Most people are not living, they are merely surviving. They navigate life from fear rather than from freedom. And a human being acting out of fear behaves exactly like the bird you mentioned: Reactive, instinct-driven, constantly alert to threats in the periphery.

Fear is the opposite of freedom.

You’re right: as children we feel free. But that freedom is unconscious, it exists because the child doesn’t yet know the structures, norms, expectations, or invisible boundaries of society. Everything is open because nothing is defined. And typically someone else takes responsibility over you, while you learn - gradually - to acquire this.

But the freedom we can gain as adults is of a different kind: Conscious freedom.

It appears the moment we stop letting systems, norms, authorities, media, or collective expectations dictate how we think and how we interpret our experience. In the latter lies the ultimate freedom, that no one can ever take away (unless you'll let them).

For me, this became visible after a spiritual maturation. My real freedom lies in something very simple:

No one - absolutely no one, can force me to think in a particular way. My attitude toward my own life is mine alone. That inner sovereignty cannot be taken away as long as I remain conscious of it.

At the same time, freedom is inseparable from responsibility.

Can a slave be responsible? Perhaps to a minor extent, but responsibility only exists where there is choice, where there is the possibility to act and to bear the consequences of that action.

In a society where systems increasingly remove both responsibility and choice from individuals, our freedom shrinks accordingly.

And that concerns me, because I believe that human dignity depends on the interplay of both: freedom and responsibility. Never give away your freedom in exchange for safety. If you do, you deserve neither.

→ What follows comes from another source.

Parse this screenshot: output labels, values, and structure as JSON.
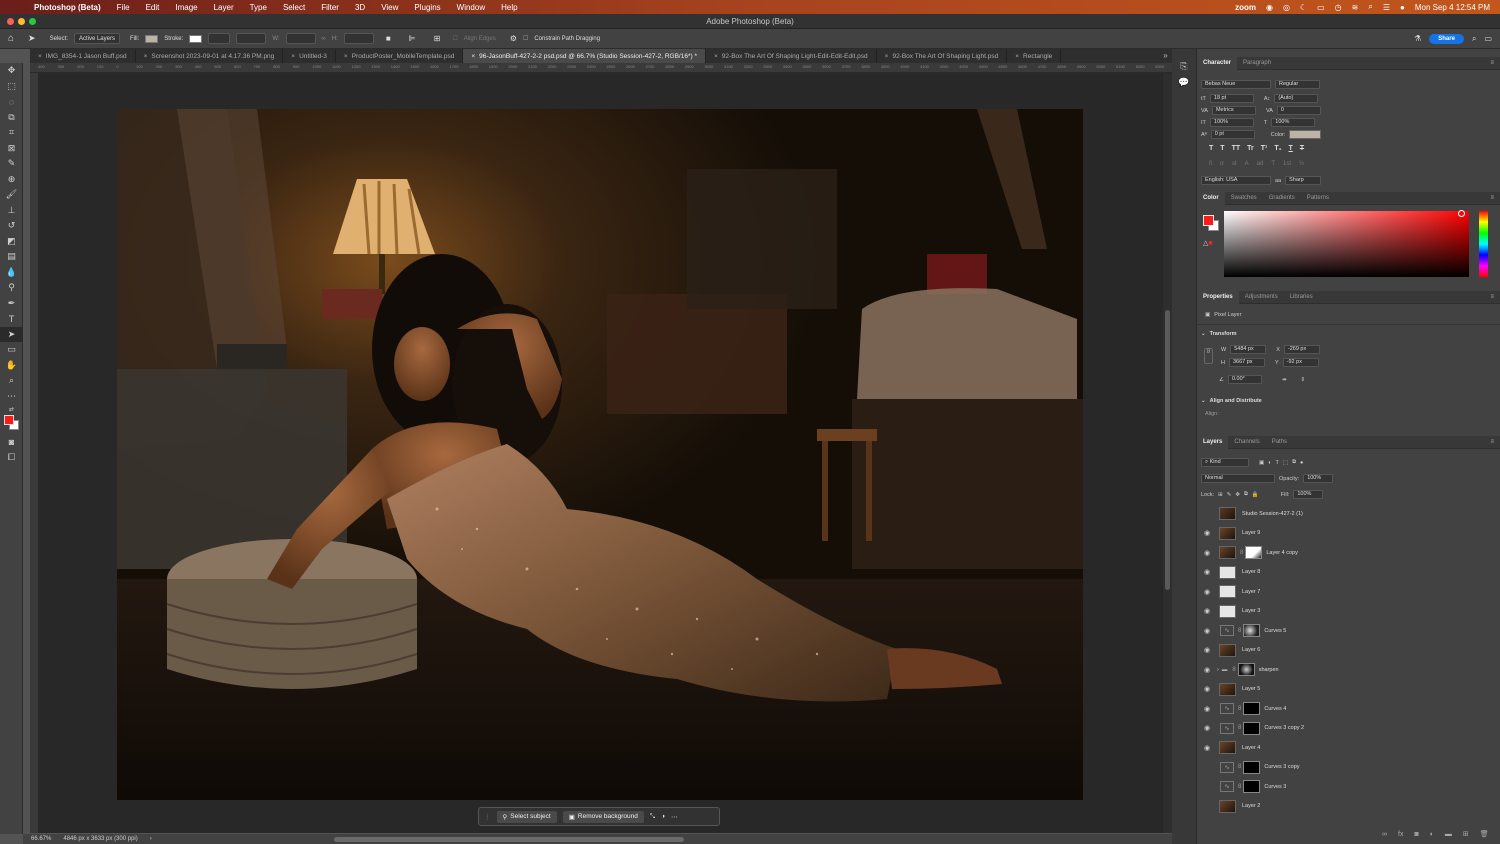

You also mention the strange longing that moves us through life, children wanting to be adults, adults yearning for the effortless freedom of childhood. I think you’re describing something true here:

Humans long for that inner place where freedom and responsibility meet. And that place is not found in any external structure but within ourselves. But most of us have never learnt this.

To reach it, we must stop merely surviving and begin living.

That requires awareness (higher consciousness), courage, and the willingness to pull our attention back to ourselves, away from the constant stream of information, away from societal pressures, and back into the inner space where our real choices are made.

That’s where I found the first sign of authentic freedom.

Thank you for bringing this topic up, and for making room to talk about something larger than our usual daily concerns.